AngloGold Ashanti will release results for the year ended 31 December 2016 on the Johannesburg Stock Exchange News Service on 21 February 2017.

With reference to the Listings Requirements of the JSE Limited, AngloGold Ashanti says issuers are required to publish a trading statement as soon as they become reasonably certain that the financial results for the period to be reported on next will differ by at least 20% from those of the previous corresponding reporting period.

Shareholders are advised that the Company has reasonable certainty that headline earnings for the period is expected to be between 242% and 262% higher and headline earnings per share (“HEPS”) for the period is expected to be between 239% and 256% higher than for the year ended 31 December 2015 (“comparative period”). Headline earnings are expected to be between $104 million and $118 million, with HEPS between 25 cents and 28 cents. Headline loss and headline loss per share for the comparative period were $73 million and 18 cents, respectively.

Basic earnings for the period is expected to be between 164% and 184% higher and basic earnings per share (“EPS”) is expected to be between 165% and 185% higher than the comparative period. Basic earnings are expected to be between $54 million and $71 million, with EPS between 13 cents and 17 cents. Basic loss and loss per share for the comparative period were $85 million and 20 cents, respectively.

Full year gold production, total cash costs, all-in-sustaining costs and capital expenditure are all expected to be in line with the guidance contained in the third quarter release of 14 November 2016, as follows:

• Gold production: between 3.60Mozs and 3.65Mozs;

• Total cash costs: between $730/oz and $750/oz;

• All-in-sustaining costs: between $980/oz and $1,010/oz; and

• Capital expenditure: between $790 million and $820 million.

During the period, AngloGold Ashanti settled foreign denominated debt resulting in a recycling of historic foreign exchange losses of $60 million (post-tax) from the Foreign Currency Translation Reserve in the Statement of Changes in Equity to the Income Statement. This amounts to a loss per share of 15 cents. These losses are non-cash in nature and are added back for purposes of the HEPS and adjusted HEPS calculations for the period.

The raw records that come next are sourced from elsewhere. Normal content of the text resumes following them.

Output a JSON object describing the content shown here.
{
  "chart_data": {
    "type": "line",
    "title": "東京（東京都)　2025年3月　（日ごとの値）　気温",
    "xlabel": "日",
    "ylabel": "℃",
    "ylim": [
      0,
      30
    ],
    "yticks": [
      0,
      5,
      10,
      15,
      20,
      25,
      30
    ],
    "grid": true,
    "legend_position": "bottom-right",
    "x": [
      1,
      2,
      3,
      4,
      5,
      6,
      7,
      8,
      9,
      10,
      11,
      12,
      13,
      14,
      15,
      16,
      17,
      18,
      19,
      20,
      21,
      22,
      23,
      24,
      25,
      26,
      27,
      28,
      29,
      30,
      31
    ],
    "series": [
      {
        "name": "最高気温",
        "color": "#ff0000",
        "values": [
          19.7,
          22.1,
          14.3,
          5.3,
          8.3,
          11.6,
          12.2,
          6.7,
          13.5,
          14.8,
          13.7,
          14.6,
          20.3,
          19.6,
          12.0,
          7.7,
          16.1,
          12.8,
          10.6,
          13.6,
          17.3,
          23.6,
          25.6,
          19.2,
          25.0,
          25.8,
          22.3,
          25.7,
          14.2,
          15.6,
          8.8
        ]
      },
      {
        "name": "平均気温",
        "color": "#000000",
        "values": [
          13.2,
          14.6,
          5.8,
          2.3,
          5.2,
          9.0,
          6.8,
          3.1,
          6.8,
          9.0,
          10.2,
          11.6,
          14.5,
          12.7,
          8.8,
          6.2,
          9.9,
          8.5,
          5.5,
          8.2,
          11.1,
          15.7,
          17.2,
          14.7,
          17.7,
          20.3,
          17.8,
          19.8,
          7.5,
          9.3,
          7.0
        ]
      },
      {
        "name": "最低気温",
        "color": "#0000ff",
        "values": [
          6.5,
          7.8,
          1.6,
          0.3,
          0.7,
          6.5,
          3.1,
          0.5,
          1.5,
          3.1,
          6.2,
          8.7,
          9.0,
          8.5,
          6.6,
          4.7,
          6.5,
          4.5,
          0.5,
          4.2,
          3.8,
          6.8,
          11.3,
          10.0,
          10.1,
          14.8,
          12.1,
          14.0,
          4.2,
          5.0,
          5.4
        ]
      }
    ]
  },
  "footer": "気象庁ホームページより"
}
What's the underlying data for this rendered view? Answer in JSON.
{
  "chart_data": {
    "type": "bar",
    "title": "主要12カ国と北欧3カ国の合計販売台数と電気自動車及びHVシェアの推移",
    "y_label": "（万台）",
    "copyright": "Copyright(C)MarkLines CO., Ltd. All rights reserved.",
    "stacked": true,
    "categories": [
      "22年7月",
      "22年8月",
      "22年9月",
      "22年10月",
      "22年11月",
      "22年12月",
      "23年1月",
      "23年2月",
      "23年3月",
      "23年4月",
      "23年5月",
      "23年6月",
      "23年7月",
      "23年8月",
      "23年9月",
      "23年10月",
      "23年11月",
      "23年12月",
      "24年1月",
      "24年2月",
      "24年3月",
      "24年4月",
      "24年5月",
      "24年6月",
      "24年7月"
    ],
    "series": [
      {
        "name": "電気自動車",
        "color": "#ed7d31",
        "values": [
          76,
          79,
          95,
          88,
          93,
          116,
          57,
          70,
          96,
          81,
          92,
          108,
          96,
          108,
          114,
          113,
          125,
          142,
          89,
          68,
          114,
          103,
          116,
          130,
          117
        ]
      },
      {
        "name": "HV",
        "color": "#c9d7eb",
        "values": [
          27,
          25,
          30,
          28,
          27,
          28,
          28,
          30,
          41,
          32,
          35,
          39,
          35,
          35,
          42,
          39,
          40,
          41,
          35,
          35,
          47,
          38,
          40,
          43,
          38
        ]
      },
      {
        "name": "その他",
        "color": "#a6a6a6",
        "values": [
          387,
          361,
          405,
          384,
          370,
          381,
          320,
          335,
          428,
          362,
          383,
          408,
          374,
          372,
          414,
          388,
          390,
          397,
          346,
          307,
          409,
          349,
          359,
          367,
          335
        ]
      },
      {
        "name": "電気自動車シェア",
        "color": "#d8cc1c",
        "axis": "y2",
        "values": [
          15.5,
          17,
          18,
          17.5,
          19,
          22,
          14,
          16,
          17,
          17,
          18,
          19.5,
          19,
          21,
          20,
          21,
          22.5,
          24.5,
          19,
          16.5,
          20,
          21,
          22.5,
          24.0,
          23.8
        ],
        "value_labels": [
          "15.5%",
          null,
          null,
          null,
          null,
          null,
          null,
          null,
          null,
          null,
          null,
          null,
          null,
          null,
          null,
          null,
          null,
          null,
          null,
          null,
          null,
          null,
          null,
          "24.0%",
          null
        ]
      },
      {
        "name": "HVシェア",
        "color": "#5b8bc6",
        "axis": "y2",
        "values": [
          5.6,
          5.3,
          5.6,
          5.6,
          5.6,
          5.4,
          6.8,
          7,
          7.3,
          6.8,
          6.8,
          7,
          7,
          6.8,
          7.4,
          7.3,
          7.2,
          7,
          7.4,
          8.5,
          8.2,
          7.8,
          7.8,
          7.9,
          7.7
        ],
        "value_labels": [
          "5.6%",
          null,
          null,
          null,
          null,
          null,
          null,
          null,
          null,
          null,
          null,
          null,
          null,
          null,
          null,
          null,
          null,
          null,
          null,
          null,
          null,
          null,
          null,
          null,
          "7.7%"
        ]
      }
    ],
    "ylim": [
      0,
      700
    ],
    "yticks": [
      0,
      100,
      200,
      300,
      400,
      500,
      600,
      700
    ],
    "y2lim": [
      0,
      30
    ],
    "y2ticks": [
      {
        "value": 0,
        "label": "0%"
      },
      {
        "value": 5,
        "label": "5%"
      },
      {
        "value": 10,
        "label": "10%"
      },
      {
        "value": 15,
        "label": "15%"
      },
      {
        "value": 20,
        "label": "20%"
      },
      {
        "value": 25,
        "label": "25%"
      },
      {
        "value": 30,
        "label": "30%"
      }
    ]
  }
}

The expected overall increases in headline earnings and basic earnings are primarily due to:

• The higher gold price received, which averaged $1,249/oz for the year compared with $1,158/oz in the comparative period;

• Weaker operating currencies in Argentina, Brazil and South Africa in the current period versus the comparative period;

• Continued focus on cost control across the portfolio of 17 operations in nine countries especially considering the lower grades achieved by the group overall, which resulted in the group having to mine additional volumes to mitigate the drop in production;

• Interest savings after a successful tender offer on 25 September 2015 to repurchase 8.5% bonds maturing 2020 (the “Notes”) with an aggregate face value of $779 million; and the redemption of the $471 million remaining Notes on 1 August 2016, resulting in an interest saving in the period of $67 million;

• The positive effect of the translation of the deferred taxation balance in South America of $99 million due to a weaker local currency compared with the same period in 2015; and

• The above increases are partly offset by reduced income from associates and joint ventures during the period of $77 million.

AngloGold says the forecast financial information on which this trading statement is based has not been reviewed or reported on by its external auditors.